We welcome good-faith security research
Security researchers make products safer, and we would rather hear about a vulnerability from you than discover it in an incident. If you believe you have found a security issue in JamEMR, we want to know — and we commit to treating you and your report with respect.
Scope
In scope
- The public website:
*.jamemr.com - JamEMR products, when tested under the terms of a pilot agreement
Out of scope — hard rules
- No testing against systems containing real patient data. This is a medical records product; a test that touches real PHI is not good-faith research, full stop. Pilot-based testing happens in environments running synthetic data.
- No social engineering of JamEMR staff, pilot practices, or their patients.
- No denial-of-service testing or resource exhaustion.
- No physical intrusion attempts.
- Third-party services we use (see Subprocessors) are governed by their own disclosure policies, not this one.
How to report
Email [email protected] with what you found, where, how to reproduce it, and your assessment of impact. See Security Contact for the full checklist of what to include.
What we commit to
- Acknowledgement within 3 business days of receiving your report.
- A human reads every report — triage is not automated away.
- We will keep you informed of our assessment and remediation progress, and we will tell you when the issue is fixed.
- With your permission, we are glad to credit you once the issue is resolved.
Safe harbor
If you conduct security research in good faith and in accordance with this policy, we will not pursue legal action against you or refer you for prosecution for that research.

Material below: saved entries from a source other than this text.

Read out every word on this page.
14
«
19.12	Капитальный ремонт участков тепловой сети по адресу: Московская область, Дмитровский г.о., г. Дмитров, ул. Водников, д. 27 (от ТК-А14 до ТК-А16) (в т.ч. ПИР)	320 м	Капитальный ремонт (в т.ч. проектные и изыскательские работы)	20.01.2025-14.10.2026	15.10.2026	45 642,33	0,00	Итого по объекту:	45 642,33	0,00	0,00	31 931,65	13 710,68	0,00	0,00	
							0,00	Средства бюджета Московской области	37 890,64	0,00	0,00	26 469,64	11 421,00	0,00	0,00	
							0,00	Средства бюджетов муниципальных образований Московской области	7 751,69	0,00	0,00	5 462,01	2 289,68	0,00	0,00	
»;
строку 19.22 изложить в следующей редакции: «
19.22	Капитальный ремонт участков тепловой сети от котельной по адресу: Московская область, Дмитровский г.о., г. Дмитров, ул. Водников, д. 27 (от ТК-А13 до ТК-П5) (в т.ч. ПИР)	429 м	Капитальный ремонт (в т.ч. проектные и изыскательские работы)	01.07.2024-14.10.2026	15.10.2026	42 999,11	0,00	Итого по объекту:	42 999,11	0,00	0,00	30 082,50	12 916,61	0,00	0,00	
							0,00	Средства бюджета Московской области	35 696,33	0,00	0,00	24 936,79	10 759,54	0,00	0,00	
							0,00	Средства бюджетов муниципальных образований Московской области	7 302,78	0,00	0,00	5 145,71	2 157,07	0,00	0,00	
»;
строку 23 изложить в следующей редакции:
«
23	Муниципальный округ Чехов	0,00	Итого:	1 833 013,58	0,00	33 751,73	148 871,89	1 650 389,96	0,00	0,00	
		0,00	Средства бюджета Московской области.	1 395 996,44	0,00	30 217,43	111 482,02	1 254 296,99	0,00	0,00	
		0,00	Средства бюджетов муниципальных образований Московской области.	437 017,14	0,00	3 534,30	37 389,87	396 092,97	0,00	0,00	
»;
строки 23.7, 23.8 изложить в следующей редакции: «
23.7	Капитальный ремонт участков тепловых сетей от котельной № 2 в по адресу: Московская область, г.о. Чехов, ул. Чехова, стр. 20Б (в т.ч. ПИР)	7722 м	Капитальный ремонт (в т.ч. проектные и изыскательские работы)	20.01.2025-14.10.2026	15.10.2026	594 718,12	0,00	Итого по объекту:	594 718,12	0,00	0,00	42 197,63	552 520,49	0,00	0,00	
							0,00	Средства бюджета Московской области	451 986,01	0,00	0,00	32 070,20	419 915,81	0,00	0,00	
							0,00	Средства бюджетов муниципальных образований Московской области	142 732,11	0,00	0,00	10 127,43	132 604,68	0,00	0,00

Good faith means: staying in scope, making a genuine effort to avoid privacy violations and service disruption, not accessing or retaining more data than needed to demonstrate the issue, and giving us a reasonable opportunity to fix the problem before public disclosure. If you are ever unsure whether an action is covered, ask us first at [email protected] — we answer.
No bug bounty yet
We are honest about this: JamEMR does not currently run a paid bug bounty program. As a pilot-stage company, our security investment is going into the controls and testing described in our Compliance Roadmap, including third-party penetration testing planned before general availability. We may introduce a bounty program later; until then, what we offer researchers is a fast response, straight communication, and credit.